Auf den Punkt

Comet Gain: Radio Sessions

Das Schöne an der Erbsündenlehre ist, dass man seine Unschuld eigentlich gar nicht verlieren kann. Biografisch sieht das natürlich anders aus, heißt da indes Ernüchterung und ist ein lebenslanger Prozess. Dazu gilt es, Haltung zu finden. Bewegung ist eh genug drin, bis der letzte Würfel fällt. Comet Gain mit ihrem bezaubernden Garage Pop sind der illusionslos idealistische Anwendungsfall: „A record changed my life“, singt Mastermind David Fleck in Tighten Up. In diese Kerbe hauen sie auch. Nach den 15 Songs der BBC-Sessions am Stück hat man es längst zu glauben begonnen und ist bekehrungsoffen.

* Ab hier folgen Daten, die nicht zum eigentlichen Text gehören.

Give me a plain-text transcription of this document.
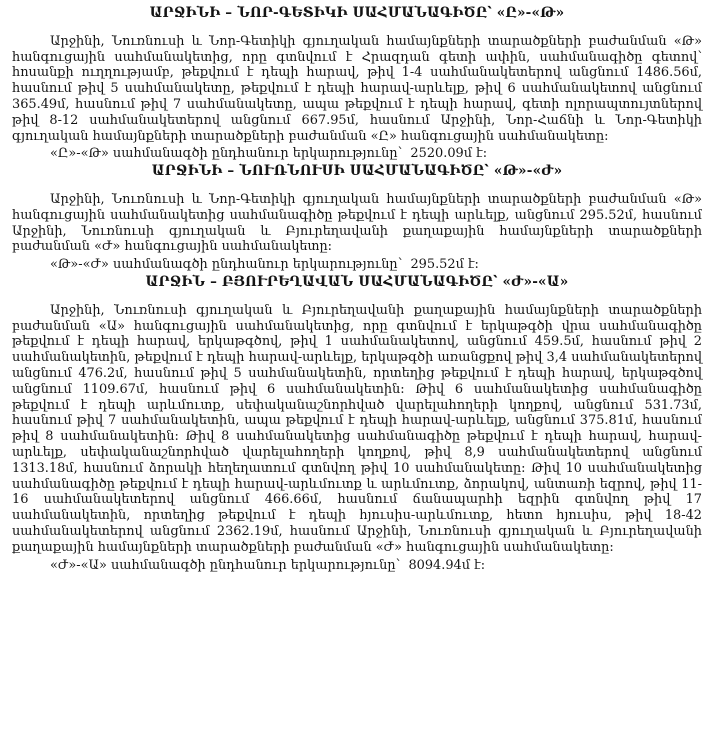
ԱՐՋԻՆԻ – ՆՈՐ-ԳԵՏԻԿԻ ՍԱՀՄԱՆԱԳԻԾԸ՝ «Ը»-«Թ»

Արջինի, Նուռնուսի և Նոր-Գետիկի գյուղական համայնքների տարածքների բաժանման «Թ» հանգուցային սահմանակետից, որը գտնվում է Հրազդան գետի ափին, սահմանագիծը գետով՝ հոսանքի ուղղությամբ, թեքվում է դեպի հարավ, թիվ 1-4 սահմանակետերով անցնում 1486.56մ, հասնում թիվ 5 սահմանակետը, թեքվում է դեպի հարավ-արևելք, թիվ 6 սահմանակետով անցնում 365.49մ, հասնում թիվ 7 սահմանակետը, ապա թեքվում է դեպի հարավ, գետի ոլորապտույտներով թիվ 8-12 սահմանակետերով անցնում 667.95մ, հասնում Արջինի, Նոր-Հաճնի և Նոր-Գետիկի գյուղական համայնքների տարածքների բաժանման «Ը» հանգուցային սահմանակետը:

«Ը»-«Թ» սահմանագծի ընդհանուր երկարությունը՝  2520.09մ է:

ԱՐՋԻՆԻ – ՆՈՒՌՆՈՒՍԻ ՍԱՀՄԱՆԱԳԻԾԸ՝ «Թ»-«Ժ»

Արջինի, Նուռնուսի և Նոր-Գետիկի գյուղական համայնքների տարածքների բաժանման «Թ» հանգուցային սահմանակետից սահմանագիծը թեքվում է դեպի արևելք, անցնում 295.52մ, հասնում Արջինի, Նուռնուսի գյուղական և Բյուրեղավանի քաղաքային համայնքների տարածքների բաժանման «Ժ» հանգուցային սահմանակետը:

«Թ»-«Ժ» սահմանագծի ընդհանուր երկարությունը՝  295.52մ է:

ԱՐՋԻՆ – ԲՅՈՒՐԵՂԱՎԱՆ ՍԱՀՄԱՆԱԳԻԾԸ՝ «Ժ»-«Ա»

Արջինի, Նուռնուսի գյուղական և Բյուրեղավանի քաղաքային համայնքների տարածքների բաժանման «Ա» հանգուցային սահմանակետից, որը գտնվում է երկաթգծի վրա սահմանագիծը թեքվում է դեպի հարավ, երկաթգծով, թիվ 1 սահմանակետով, անցնում 459.5մ, հասնում թիվ 2 սահմանակետին, թեքվում է դեպի հարավ-արևելք, երկաթգծի առանցքով թիվ 3,4 սահմանակետերով անցնում 476.2մ, հասնում թիվ 5 սահմանակետին, որտեղից թեքվում է դեպի հարավ, երկաթգծով անցնում 1109.67մ, հասնում թիվ 6 սահմանակետին: Թիվ 6 սահմանակետից սահմանագիծը թեքվում է դեպի արևմուտք, սեփականաշնորհված վարելահողերի կողքով, անցնում 531.73մ, հասնում թիվ 7 սահմանակետին, ապա թեքվում է դեպի հարավ-արևելք, անցնում 375.81մ, հասնում թիվ 8 սահմանակետին: Թիվ 8 սահմանակետից սահմանագիծը թեքվում է դեպի հարավ, հարավ-արևելք, սեփականաշնորհված վարելահողերի կողքով, թիվ 8,9 սահմանակետերով անցնում 1313.18մ, հասնում ձորակի հեղեղատում գտնվող թիվ 10 սահմանակետը: Թիվ 10 սահմանակետից սահմանագիծը թեքվում է դեպի հարավ-արևմուտք և արևմուտք, ձորակով, անտառի եզրով, թիվ 11-16 սահմանակետերով անցնում 466.66մ, հասնում ճանապարհի եզրին գտնվող թիվ 17 սահմանակետին, որտեղից թեքվում է դեպի հյուսիս-արևմուտք, հետո հյուսիս, թիվ 18-42 սահմանակետերով անցնում 2362.19մ, հասնում Արջինի, Նուռնուսի գյուղական և Բյուրեղավանի քաղաքային համայնքների տարածքների բաժանման «Ժ» հանգուցային սահմանակետը:

«Ժ»-«Ա» սահմանագծի ընդհանուր երկարությունը՝  8094.94մ է:
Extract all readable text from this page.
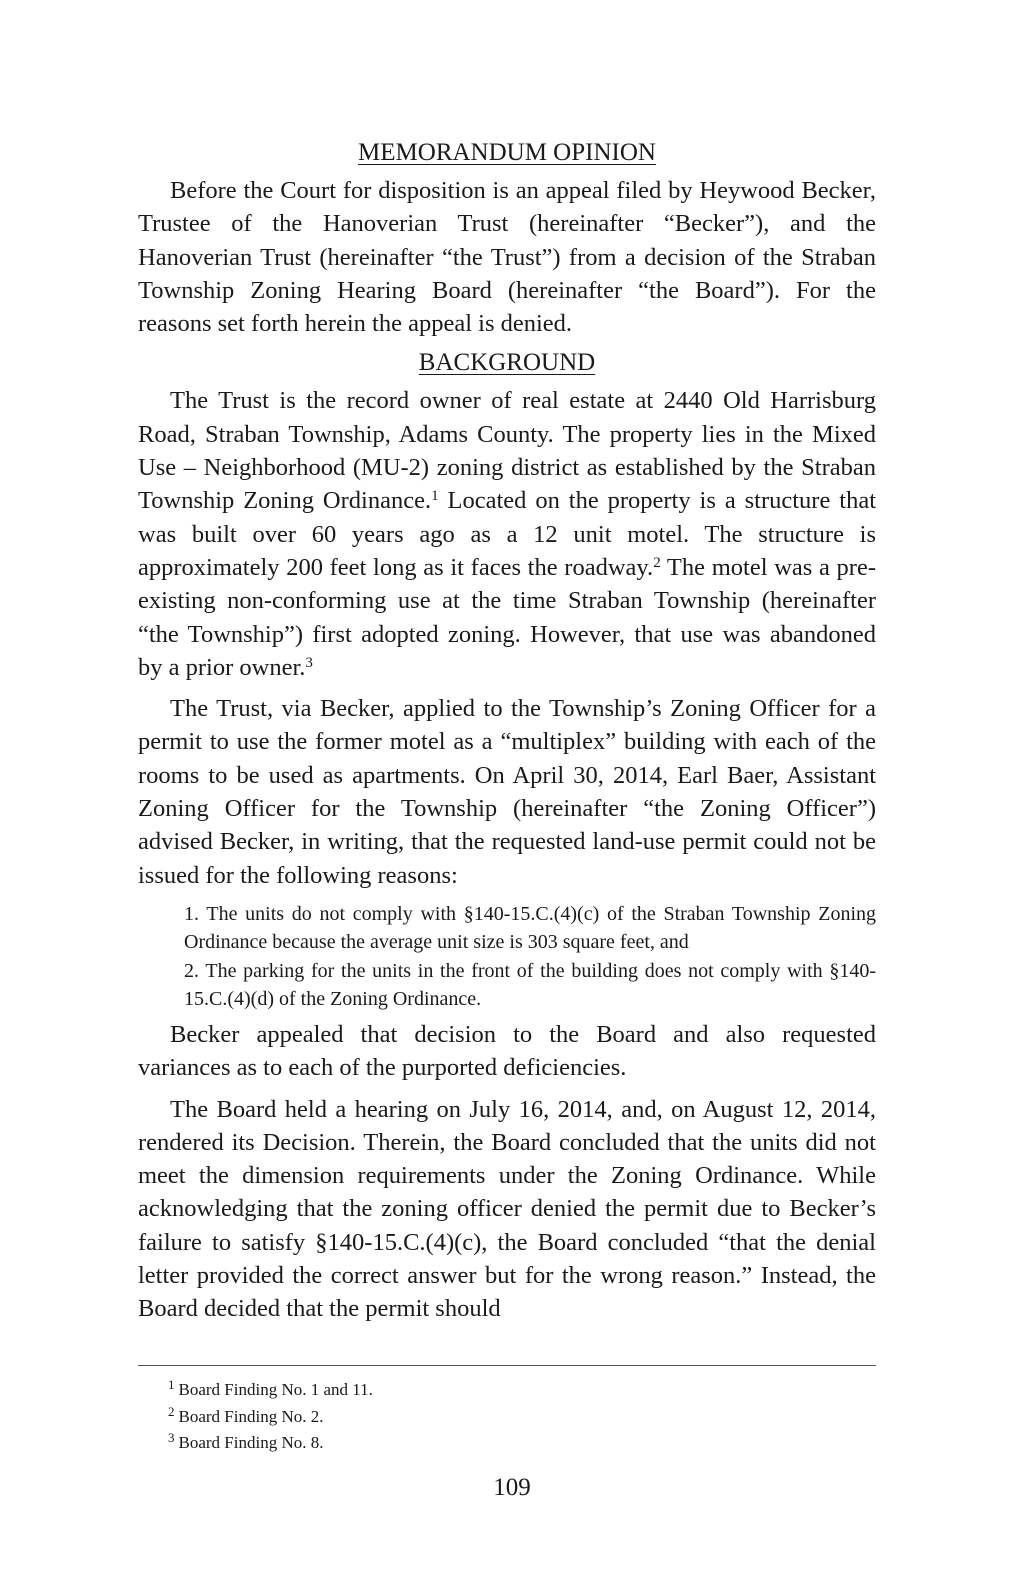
MEMORANDUM OPINION

Before the Court for disposition is an appeal filed by Heywood Becker, Trustee of the Hanoverian Trust (hereinafter “Becker”), and the Hanoverian Trust (hereinafter “the Trust”) from a decision of the Straban Township Zoning Hearing Board (hereinafter “the Board”). For the reasons set forth herein the appeal is denied.

BACKGROUND

The Trust is the record owner of real estate at 2440 Old Harrisburg Road, Straban Township, Adams County. The property lies in the Mixed Use – Neighborhood (MU-2) zoning district as established by the Straban Township Zoning Ordinance.$^1$ Located on the property is a structure that was built over 60 years ago as a 12 unit motel. The structure is approximately 200 feet long as it faces the roadway.$^2$ The motel was a pre-existing non-conforming use at the time Straban Township (hereinafter “the Township”) first adopted zoning. However, that use was abandoned by a prior owner.$^3$

The Trust, via Becker, applied to the Township’s Zoning Officer for a permit to use the former motel as a “multiplex” building with each of the rooms to be used as apartments. On April 30, 2014, Earl Baer, Assistant Zoning Officer for the Township (hereinafter “the Zoning Officer”) advised Becker, in writing, that the requested land-use permit could not be issued for the following reasons:

1. The units do not comply with §140-15.C.(4)(c) of the Straban Township Zoning Ordinance because the average unit size is 303 square feet, and

2. The parking for the units in the front of the building does not comply with §140-15.C.(4)(d) of the Zoning Ordinance.

Becker appealed that decision to the Board and also requested variances as to each of the purported deficiencies.

The Board held a hearing on July 16, 2014, and, on August 12, 2014, rendered its Decision. Therein, the Board concluded that the units did not meet the dimension requirements under the Zoning Ordinance. While acknowledging that the zoning officer denied the permit due to Becker’s failure to satisfy §140-15.C.(4)(c), the Board concluded “that the denial letter provided the correct answer but for the wrong reason.” Instead, the Board decided that the permit should

$^1$ Board Finding No. 1 and 11.

$^2$ Board Finding No. 2.

$^3$ Board Finding No. 8.

109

Comet Gain seien eine der meist unterschätzten UK-Indiebands, befand mal ein Kollege. Von Erfolg unbehelligt haben sie sich seit 1992 mit wechselnden Besetzungen Kultstatus erspielt. After Midnite, after it’s all gone wrong („After I‘m gone, after I’m gone / Don’t forsake the memory ache / It‘s just the memory ache“) darf als emblematisch gelten: Hier tanzt der Bär, zwar ohne Honig, jedoch unverdrossen. Bis zur Neige geschlürfter Postpunk, Northern Soul und Faible für Swell Maps und Orange Juice sind die Inspirationen für ihre Credo-Sätze wie „believe in art / believe in yourself / contradict yourself“ oder „Dreams never end“. Traurigkeit ist bloß ein Kollateralschaden – wie im richtigen Leben –, aber schlägt nie auf die Stimmung. Die ist ausgelassen, von der SciFi-Gitarrenabfahrt Working Circle Explosive! mit augenzwinkernden Soli, herrlichen Keyboard-Akzenten und taffer Frauenstimme, Shout-Beatnik-Punk (Chain Smoking) und Lounge-Psychedelic (I can’t believe) bis hin zu der souligen, Sixties-getauften Girlpop-Ballade Emotion Pictures: „He fell in love with the girl of the tragedy“ – da ist es zum „broken angel“ nicht weit. Getragen schmachtend, aber doch sehr erwachsene, weil sinistre Abrechnung mit Movie-Beziehungskonzepten. Sie haben es faustdick, meinen es nie böse, sie sind bloß lebensfroh. Ruppig folgt darauf Tighten Up. Fleck deklamiert („I’m nobody but myself“), verzerrte Gitarren sind von der Kette, und das Key pumpt orgelig zum HuHu-Chorgesang. Das folgende Young Lions hat ähnlich viel Punch. Diese drei waren 2008 bereits auf ihrer Compilation Broken Record Prayers enthalten und stammen von der dritten John-Peel-Session 1997. 1996 lud er sie zweimal ein, Marc Riley dann 2011. Sessions, mit denen das Hamburger Tapete-Label erneut gutes Händchen beweist (siehe zz 8/2023).

Wer Comet Gain noch nicht kannte, mag sie nun nicht mehr missen, auch wegen der begeisternden Lust am Detail. Es passiert viel, aber immer auf den Punkt, nie überladen. Wer in Stripped etwa vom mädchenhaften Gesang eingelullt beim Anziehen der Gitarre die Eruption erwartet, wird stattdessen vom einsetzenden Dub-Bass aufs Feinste in die Arme genommen. Sie seien „chaotisch, süß und angetrunken“, urteilt liebevoll ein Ex-Mitstreiter. Das ist schön gesagt. Und gültig.